The 6-foot-7 Bridges worked out for the Hornets and the Bulls this week, and he told ESPNChicago.com he will also work out for the Knicks and Sixers.
The Knicks have long been intrigued with Bridges -- a two-way player with a 7-foot-2 wingspan who helped Villanova win its second NCAA championship in three years. He could be a more attractive option to the wing-starved Knicks than a guard such as Trae Young, who worked out on Tuesday.
Knicks president Steve Mills and GM Scott Perry recently watched Bridges at the Excel Pro Day in Westchester, and they and owner Jim Dolan were also courtside at Madison Square Garden in March when Villanova beat Providence for the Big East Tournament title.
Villanova coach Jay Wright, whose team produced four players headed to the NBA Draft, said Bridges could thrive in New York.
"I really do. It's not just mental toughness. It's an intelligence and humility. He understands what it's all about," Wright told The Post's Marc Berman. "He's played for two national championship teams here, and during his tenure there was a lot of expectation and attention. I think he's used to it, very comfortable in that positions. He doesn't get caught up in it, either. He understands responsibility, but won't get caught up that it's New York."
In workouts in Chicago and Charlotte, Bridges stressed his willingness to do whatever it takes to win.
"Just always have that winning mentality," he told Charlotte reporters. "I don't care about anything else but winning. I'm going to always get better and I'm more worried about winning a championship than any single accolade I get.
"I know what it takes to win a championship. You gotta put a lot of things aside. A lot of things that you usually do, you can't do those things anymore. I know what it takes and that's what I'm trying to bring to the culture."
Comparisons between Mikal and Michigan State's Miles Bridges have become commonplace, but Mikal was the better shooter.
Mikal Bridges averaged 17.7 points and 5.9 rebounds on 51 percent shooting and 44 percent from deep, where he made 104 threes. He was a huge reason why Villanova won its second NCAA title in three years under Wright, who has said he's not interested in coaching the Knicks or any other NBA outfit.
Miles Bridges averaged 17.1 points and 7.0 rebounds after returning to Michigan State for his sophomore season to seek the NCAA championship that Mikal Bridges ultimately won. He shot 46 percent from the field and 36 percent from deep, where he drained 71 three-pointers.
He's also a strong defender who can guard multiple positions. At Villanova practice, Bridges and his teammates switched and guarded multiple types of players.
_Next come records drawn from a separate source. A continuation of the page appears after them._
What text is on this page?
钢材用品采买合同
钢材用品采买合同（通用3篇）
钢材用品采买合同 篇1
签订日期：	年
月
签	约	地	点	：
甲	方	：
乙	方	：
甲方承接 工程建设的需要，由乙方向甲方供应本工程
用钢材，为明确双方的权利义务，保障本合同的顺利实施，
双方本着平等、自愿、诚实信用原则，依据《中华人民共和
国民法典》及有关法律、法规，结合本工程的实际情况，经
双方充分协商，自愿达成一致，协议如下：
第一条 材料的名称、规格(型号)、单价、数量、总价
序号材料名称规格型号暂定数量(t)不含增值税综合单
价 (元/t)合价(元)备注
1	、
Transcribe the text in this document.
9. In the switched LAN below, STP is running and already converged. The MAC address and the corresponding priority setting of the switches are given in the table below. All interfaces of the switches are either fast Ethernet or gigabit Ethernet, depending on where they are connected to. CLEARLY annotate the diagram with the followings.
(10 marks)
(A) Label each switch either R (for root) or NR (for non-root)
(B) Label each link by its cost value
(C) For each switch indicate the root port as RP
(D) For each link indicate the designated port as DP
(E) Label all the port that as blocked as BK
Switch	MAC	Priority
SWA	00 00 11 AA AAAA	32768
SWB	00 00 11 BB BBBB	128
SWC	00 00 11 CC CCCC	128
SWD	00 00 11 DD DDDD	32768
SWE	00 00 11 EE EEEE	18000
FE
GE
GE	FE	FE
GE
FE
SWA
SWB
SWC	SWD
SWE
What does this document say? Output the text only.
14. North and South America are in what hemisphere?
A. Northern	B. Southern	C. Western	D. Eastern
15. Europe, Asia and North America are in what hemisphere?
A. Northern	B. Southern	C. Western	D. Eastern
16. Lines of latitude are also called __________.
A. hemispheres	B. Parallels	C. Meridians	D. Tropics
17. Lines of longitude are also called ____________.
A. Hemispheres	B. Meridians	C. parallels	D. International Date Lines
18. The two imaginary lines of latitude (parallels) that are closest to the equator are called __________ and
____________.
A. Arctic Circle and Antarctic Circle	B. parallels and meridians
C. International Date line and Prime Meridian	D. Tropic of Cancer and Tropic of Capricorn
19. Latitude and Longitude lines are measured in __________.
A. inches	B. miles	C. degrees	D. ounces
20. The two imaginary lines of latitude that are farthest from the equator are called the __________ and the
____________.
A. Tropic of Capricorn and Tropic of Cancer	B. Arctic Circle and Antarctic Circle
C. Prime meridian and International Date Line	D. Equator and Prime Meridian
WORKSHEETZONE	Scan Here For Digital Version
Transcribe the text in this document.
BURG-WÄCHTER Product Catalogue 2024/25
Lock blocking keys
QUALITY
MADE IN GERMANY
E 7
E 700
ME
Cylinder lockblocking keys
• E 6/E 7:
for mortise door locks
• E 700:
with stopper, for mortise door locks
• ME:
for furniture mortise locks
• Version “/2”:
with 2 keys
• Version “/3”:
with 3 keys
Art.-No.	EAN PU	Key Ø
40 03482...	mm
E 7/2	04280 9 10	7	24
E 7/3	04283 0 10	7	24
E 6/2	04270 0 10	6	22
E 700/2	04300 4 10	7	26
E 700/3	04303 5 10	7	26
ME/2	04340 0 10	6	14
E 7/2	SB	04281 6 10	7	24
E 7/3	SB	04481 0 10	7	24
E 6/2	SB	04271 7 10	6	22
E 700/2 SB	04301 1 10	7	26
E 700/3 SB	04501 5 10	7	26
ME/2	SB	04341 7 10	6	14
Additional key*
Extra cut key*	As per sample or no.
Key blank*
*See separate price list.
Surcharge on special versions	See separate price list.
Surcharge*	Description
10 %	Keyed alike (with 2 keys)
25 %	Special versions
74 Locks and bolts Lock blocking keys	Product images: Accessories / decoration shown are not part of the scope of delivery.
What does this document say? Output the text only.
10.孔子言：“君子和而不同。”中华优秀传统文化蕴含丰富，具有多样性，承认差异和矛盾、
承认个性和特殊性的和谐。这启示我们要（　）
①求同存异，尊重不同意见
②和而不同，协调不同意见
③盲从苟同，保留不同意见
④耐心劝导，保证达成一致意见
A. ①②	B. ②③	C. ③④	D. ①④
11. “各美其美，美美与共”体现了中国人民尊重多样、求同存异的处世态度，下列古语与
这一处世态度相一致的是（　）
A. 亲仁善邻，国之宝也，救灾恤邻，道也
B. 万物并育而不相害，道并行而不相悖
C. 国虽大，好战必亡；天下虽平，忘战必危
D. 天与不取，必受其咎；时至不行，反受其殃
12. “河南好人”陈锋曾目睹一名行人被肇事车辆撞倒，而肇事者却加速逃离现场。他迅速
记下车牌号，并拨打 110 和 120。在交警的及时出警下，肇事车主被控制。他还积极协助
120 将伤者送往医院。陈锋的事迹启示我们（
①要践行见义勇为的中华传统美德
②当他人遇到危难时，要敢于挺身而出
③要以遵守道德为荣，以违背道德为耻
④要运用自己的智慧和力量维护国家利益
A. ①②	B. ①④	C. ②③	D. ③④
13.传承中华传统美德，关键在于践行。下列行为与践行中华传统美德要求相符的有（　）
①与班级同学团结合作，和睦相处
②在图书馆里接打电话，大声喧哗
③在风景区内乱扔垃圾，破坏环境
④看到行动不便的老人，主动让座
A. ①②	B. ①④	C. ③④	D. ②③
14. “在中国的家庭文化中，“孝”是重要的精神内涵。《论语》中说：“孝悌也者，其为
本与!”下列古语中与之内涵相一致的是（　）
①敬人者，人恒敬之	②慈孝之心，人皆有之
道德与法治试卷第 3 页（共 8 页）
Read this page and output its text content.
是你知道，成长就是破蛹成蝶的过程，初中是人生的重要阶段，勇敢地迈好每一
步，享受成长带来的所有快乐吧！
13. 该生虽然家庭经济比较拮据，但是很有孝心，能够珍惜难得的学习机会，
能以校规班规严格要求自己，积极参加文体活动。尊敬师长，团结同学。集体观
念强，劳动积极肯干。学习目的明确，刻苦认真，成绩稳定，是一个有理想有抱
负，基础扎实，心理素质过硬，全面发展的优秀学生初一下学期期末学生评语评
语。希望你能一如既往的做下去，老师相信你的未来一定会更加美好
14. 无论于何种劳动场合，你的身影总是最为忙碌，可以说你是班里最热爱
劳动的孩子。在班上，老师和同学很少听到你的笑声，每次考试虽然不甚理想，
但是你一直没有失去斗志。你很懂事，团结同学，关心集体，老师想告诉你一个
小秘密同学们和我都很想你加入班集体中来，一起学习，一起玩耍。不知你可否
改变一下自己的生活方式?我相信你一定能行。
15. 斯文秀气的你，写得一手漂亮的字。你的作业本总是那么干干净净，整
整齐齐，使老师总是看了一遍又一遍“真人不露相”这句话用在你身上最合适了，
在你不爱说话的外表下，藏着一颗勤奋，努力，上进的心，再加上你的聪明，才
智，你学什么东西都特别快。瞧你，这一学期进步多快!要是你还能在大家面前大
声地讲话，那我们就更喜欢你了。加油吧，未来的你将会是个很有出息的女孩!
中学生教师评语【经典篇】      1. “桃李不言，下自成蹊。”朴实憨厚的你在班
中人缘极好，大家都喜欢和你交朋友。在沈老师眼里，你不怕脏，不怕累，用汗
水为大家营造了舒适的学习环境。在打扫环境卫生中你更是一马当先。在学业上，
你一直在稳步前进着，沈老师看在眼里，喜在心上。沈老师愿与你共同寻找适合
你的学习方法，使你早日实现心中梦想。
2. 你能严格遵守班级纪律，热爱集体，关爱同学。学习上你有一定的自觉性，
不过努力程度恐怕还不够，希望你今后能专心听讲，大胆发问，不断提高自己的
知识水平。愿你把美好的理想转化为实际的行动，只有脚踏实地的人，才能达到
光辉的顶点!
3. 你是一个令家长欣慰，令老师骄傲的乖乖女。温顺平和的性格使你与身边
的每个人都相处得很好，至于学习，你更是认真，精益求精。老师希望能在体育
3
"I play well in transition," Bridges told the Bulls Website. "(Able to) play anybody one through four, transition threes in offense, catch and shoot, doing whatever I have to do. I always work out a lot. I feel like I'm always ready. Whatever they want me to do, I'll do anything for the team. All I care about is winning. Don't really care about single accolades. I could care less. Main thing for me is trying to win a championship.